A table breaks down how the alert was scored, with one row per criterion — Priority, Relevance, and Severity. For each, you see the assigned Score and the Reasoning behind it, so you can understand not just how urgent and relevant the alert is, but exactly why the system rated it that way.

Findings

Finally, the Findings section lists every individual Finding grouped under the alert. An interactive timeline plots the Findings by time (with zoom controls to widen or narrow the window), and a table below details each one with its Creation Date, Title, Content, and Author. Click any Finding to open its original content.

Understanding the scores: Relevance vs. Severity vs. Priority

To help you triage effectively, the system evaluates threats across three distinct vectors:

  • Relevance Score: How closely does this threat match your organization? This measures the overlap between the threat and your profile (e.g., it targets your specific industry, geography, and a piece of software in your tech stack).
    • High: You or a specific asset is directly mentioned.
    • Medium: An actor is likely referencing you, but the details are vague.
    • Low: This is likely not you, but could be related to a supply chain partner, supplier, or end-user.
  • Severity Score How objectively dangerous is this threat globally?

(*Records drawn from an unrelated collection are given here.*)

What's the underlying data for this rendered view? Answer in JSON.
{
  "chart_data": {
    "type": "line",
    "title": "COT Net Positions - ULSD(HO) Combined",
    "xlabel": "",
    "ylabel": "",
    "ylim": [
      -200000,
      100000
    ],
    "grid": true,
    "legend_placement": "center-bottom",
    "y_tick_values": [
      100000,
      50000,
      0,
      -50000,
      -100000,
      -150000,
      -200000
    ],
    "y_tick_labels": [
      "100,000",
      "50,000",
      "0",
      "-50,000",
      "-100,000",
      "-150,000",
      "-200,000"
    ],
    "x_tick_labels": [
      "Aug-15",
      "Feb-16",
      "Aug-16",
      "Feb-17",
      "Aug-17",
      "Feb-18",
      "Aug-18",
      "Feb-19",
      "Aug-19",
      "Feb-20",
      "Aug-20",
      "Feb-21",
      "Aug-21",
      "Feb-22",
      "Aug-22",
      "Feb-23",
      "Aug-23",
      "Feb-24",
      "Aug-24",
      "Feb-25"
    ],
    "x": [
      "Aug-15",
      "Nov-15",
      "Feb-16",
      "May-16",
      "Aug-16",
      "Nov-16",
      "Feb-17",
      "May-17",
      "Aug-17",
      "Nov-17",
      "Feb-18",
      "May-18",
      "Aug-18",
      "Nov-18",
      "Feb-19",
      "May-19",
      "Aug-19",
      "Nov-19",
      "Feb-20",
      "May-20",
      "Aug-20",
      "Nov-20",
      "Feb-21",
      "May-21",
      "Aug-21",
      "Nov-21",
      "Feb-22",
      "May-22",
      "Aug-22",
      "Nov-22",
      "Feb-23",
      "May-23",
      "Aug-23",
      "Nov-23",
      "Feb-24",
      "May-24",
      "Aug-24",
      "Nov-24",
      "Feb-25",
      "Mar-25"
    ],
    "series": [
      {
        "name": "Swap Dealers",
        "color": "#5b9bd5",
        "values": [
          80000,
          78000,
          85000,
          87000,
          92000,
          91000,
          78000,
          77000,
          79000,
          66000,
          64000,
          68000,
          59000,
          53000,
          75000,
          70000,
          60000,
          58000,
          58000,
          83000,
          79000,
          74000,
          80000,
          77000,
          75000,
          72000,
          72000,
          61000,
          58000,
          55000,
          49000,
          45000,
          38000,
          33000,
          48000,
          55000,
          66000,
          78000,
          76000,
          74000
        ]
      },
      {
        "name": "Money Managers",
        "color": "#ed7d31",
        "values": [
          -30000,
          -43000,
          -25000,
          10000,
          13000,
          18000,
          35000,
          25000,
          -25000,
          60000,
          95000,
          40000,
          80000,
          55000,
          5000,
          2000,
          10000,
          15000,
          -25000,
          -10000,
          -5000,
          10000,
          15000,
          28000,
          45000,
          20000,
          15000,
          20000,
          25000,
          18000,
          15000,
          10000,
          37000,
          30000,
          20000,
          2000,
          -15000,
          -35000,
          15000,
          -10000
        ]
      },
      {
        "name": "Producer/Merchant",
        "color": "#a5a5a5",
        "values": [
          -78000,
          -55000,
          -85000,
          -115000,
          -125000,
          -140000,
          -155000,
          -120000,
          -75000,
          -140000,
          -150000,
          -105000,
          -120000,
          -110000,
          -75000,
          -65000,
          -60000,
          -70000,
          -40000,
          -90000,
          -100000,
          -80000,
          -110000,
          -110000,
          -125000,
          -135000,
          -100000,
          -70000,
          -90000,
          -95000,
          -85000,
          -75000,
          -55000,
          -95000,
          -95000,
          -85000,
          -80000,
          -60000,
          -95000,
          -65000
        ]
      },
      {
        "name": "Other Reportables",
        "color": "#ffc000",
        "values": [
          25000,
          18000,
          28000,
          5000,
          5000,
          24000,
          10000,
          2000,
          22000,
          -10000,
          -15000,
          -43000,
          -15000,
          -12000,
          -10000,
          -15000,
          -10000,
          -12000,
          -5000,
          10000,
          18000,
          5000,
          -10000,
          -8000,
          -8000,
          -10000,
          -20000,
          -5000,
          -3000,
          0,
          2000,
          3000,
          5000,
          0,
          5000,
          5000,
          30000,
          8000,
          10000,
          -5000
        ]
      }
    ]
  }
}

This measures the inherent danger of the threat regardless of who it is targeting. The logic for severity is defined differently for each threat scenario.
  • Priority: What should I work on right now? Priority is the ultimate ranking mechanism. It dynamically combines your Relevance Score with the Severity Score:
RelevanceSeverity HighMediumLow
HighCRITICALHIGHMEDIUM
MediumMEDIUMMEDIUMLOW
LowLOWLOWNO ALERT
NoneNO ALERTNO ALERTNO ALERT

Managing alerts

Alert Statuses

You can move alerts through a standard operational lifecycle:

OpenClosed
NewResolved
ReadDuplicate
TriagedFalse Positive
EscalatedNot Actionable
Benign
Tracked Externally

Alert Feedback

Every organization is unique. If you receive an alert that technically matches your profile but isn't useful, use the Feedback mechanism located at the top of the alert.